実父の(初代)白鸚や多くの先輩方から、「人の良いところの真似をしろ」「芝居を多く観て覚えろ」と言われて参りました。真似をしてそれを体の中に全部取り込み、自分のものになったら、自分の考えを少しずつその中に取り入れてもいいよと、今も教えていただいとおりにしています。また、我々役者は上を向いて歩いていかないと落ちていってしまうものですから、常に高みを目指していくということも大切です。今まで修行してきた道筋はそれでいいよと仰っていただけたと思うので、これから先も舞台に対する意気込みや気構えを変えることなく、修行を続けていきたいと思っています。
自分が若い方々に教え伝えていることが正しいかどうかはなかなか分からないものです。芝居というのは時代によって移り変わり、それに沿っていきます。私の場合は伝統歌舞伎という昔からのものをまず伝えようと思っています。「這えば立て立てば歩めの親心」という言葉がありますが、教えられている若い方々は、他の方から見ればきっとよくやっていると思われるのでしょうが、教えるこちらは「まだ足りない、まだ、まだ」と、ついなってしまいますね(笑)。

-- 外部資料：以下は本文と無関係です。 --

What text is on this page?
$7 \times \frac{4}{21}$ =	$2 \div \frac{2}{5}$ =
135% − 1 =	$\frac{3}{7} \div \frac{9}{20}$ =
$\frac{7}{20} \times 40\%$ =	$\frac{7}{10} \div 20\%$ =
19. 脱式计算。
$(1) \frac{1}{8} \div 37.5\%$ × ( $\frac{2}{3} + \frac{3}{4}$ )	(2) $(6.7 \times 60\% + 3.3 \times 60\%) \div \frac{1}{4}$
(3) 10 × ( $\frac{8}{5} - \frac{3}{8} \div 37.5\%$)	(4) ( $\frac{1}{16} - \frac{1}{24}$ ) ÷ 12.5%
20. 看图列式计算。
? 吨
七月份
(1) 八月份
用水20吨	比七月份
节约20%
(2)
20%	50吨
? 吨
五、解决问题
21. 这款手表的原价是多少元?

一番の支えはやはり家族・・・女房、子ども、息が抜けるのは家に帰ったときです。そして、私を支援してくださるファン、ご贔屓の方達の変わらない本当に長い間のご支援も大切な支えです。これからは、初代吉右衛門が制定した秀山十種に自分の創った作品を加えていきたいですし、また、松貫四という名前で続けている創作活動で、皆様に感動を覚えていただけるような芝居を創り続けていきたいと思っております。そして、80歳になった時に25日間『勧進帳』の弁慶を勤められたらな、というのが今のところの夢でございます。